The government intends to consult separately early in the new Parliament on the FPC’s recommendations for it to have new powers over the buy to let market, with a view to building an in depth evidence base on how the operation of the UK buy to let housing market may carry risks to financial stability.

According to Andrew Tyrie MP, chairman of the Treasury Committee and former Chairman of the Parliamentary Commission on Banking Standards, said that the setting of limits on debt to income ratios and loan to value ratios for mortgages could help to tackle the economic and financial stability risks posed by an overheating housing market.

‘However, there are limits to what can be expected of regulators: the identification of the cycle is an inherently extremely tough task. It could turn out to be insuperable. These new powers will affect millions of taxpayers and households across the country. The FPC is still largely unknown to the public and it is therefore crucial that it is transparent about how it reaches its decisions,’ he pointed out.
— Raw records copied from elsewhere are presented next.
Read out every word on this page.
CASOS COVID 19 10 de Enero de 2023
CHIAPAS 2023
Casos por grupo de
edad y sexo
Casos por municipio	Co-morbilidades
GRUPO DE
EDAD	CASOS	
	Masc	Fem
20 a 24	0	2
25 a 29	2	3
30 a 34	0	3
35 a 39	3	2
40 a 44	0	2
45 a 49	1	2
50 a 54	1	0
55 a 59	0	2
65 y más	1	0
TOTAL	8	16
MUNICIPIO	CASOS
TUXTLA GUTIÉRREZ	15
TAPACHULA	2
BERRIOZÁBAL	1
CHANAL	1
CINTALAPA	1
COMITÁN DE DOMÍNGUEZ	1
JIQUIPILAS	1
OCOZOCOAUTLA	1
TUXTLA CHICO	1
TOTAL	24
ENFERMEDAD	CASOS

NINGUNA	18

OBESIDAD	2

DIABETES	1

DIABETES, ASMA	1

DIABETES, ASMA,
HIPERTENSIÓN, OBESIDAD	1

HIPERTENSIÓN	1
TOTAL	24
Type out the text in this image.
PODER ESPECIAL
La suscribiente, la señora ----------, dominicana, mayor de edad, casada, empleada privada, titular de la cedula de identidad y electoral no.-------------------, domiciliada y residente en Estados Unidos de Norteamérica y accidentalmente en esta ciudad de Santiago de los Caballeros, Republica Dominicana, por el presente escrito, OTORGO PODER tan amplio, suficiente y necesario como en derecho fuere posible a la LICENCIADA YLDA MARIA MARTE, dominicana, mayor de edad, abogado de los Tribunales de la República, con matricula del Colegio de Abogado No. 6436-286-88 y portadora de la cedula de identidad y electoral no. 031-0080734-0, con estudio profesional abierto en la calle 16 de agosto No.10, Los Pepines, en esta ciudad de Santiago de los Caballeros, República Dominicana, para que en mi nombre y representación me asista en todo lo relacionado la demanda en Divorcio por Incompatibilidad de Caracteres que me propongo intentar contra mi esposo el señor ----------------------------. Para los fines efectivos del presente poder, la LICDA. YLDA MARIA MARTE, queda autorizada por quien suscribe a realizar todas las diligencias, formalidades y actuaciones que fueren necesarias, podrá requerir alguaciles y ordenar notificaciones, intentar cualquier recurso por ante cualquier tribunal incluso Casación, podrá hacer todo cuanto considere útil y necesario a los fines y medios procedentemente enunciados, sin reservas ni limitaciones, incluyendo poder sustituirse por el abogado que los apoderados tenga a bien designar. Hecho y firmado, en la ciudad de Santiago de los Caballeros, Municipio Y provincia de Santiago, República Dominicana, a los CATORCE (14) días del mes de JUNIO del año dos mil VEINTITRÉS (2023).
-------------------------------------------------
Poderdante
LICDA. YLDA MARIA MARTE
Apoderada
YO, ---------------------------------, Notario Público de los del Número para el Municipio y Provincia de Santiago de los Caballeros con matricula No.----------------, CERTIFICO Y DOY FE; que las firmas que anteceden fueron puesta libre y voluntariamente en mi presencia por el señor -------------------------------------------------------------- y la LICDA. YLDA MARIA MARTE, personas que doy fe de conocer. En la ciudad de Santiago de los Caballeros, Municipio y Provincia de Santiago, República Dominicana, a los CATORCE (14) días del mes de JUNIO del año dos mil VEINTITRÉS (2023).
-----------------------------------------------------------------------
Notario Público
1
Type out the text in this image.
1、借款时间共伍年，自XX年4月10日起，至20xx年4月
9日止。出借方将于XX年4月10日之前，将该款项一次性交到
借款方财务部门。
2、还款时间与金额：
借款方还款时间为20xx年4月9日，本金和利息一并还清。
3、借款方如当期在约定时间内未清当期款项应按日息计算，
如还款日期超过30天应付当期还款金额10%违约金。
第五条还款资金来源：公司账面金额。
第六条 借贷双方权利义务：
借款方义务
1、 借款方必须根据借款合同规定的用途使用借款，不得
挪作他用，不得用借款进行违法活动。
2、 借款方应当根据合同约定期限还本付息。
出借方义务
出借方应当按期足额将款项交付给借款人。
Peter Williams, executive director of the Intermediary Mortgage Lenders Association (IMLA), that the Bank must think very carefully before bringing its new powers of direction to bear on the mortgage market, particularly in the short term.
 
‘Recent changes to mortgage regulations have significantly reshaped the market and the full impacts on consumers are still emerging in the wake of April’s Mortgage Market Review implementation and October’s FPC actions,’ he explained.

‘There is every possibility of the pendulum swinging too far unless the market has time to fully take these on board. IMLA, like the Council of Mortgage Lenders, questioned whether the Bank needed the powers of direction it has now been granted instead of its previous power of recommendation,’ he pointed out.
 
‘The recent slowing of house price growth is an encouraging sign that the Bank may not need to deploy these extra powers to guard against financial risks. With further regulatory changes coming down the line from Europe, we must avoid a situation where the host of checks and balances now in place fundamentally reshapes the mortgage market and in so doing chokes off people’s legitimate aspirations to own a home when they can clearly afford a mortgage to do so. The announcement puts the Bank firmly in the firing line and it must use its new powers extremely prudently,’ he added.